# 3. Evaluation

Welcome to the third notebook of our six part series part of our tutorial on Deep Learning for Human Activity Recognition. This is an optional notebook and will not be covered as part of the live tutorial. Feel free to work through this notebook on your own at home. You can also skip this tutorial if you are already familiar with the evaluation metrics discussed within this notebook. Within the last notebook you learned:

- What data cleaning steps usually need to be performed on a raw sensor dataset?
- What importance does sensor orientation have? How do we match the sensor orientation of different sensors?
- How and why do we perform normalization?
- What is a sliding window? How do we apply it?

This notebook will give you an overview of the state-of-the-art evaluation metrics applied within the field of HAR, but also Machine and Deep Learning in general. Using a common set of evaluation metrics is an important concept in order to judge the predictive performance of methods, but also be able to compare different methods with each other. Using a toy example, you will be introduced to all evaluation metrics encountered within the DL-ARC pipeline. Of course this set of evaluation metrics is not complete and there exist multiple other ones, nevertheless, we identified these evaluation metrics to be the most popular ones. 


After completing this notebook you will be answer the following questions:
- What are common evaluation metrics to evaluate the predicitive performance of a pipeline? How do we compute them?
- What is the confusion matrix? How to read it?


**Note:** Parts of this notebook are inspired by [[1]](#1)

## 3.1. Important Remarks

If you are accessing this tutorial via [Google Colab](https://colab.research.google.com/github/mariusbock/dl-for-har/blob/main/tutorial_notebooks/training.ipynb), first make sure to use Google Colab in English. This will help us to better assist you with issues that might arise during the tutorial.
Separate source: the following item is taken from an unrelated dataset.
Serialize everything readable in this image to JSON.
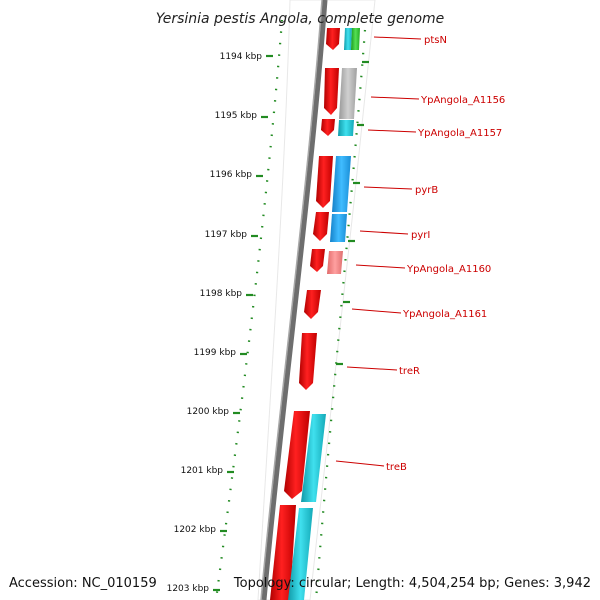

There are two ways to change the default language if it isn't English already:
1. On Google Colab, go to `Help` -> `View in English` 
2. Change the default language of your browser to `English`.

To also ease the communication when communicating errors, enable line numbers within the settings of Colab.

1. On Google Colab, go to `Tools` -> `Settings` -> `Editor` -> `Show line numbers`

In general, we strongly advise you to use Google Colab as it provides you with a working Python distribution as well as free GPU resources. To make Colab use GPUs, you need to change the current notebooks runtime type via:

- `Runtime` -> `Change runtime type` -> `Dropdown` -> `GPU` -> `Save`

**Hint:** you can auto-complete code in Colab via `ctrl` + `spacebar`

For the live tutorial, we require all participants to use Colab. If you decide to rerun the tutorial at later points and rather want to have it run locally on your machine, feel free to clone our [GitHub repository](https://github.com/mariusbock/dl-for-har).

## 3.2. Toy example

For simplicity reasons, we will not work with RWHAR dataset within this notebook, but rather use a toy example. 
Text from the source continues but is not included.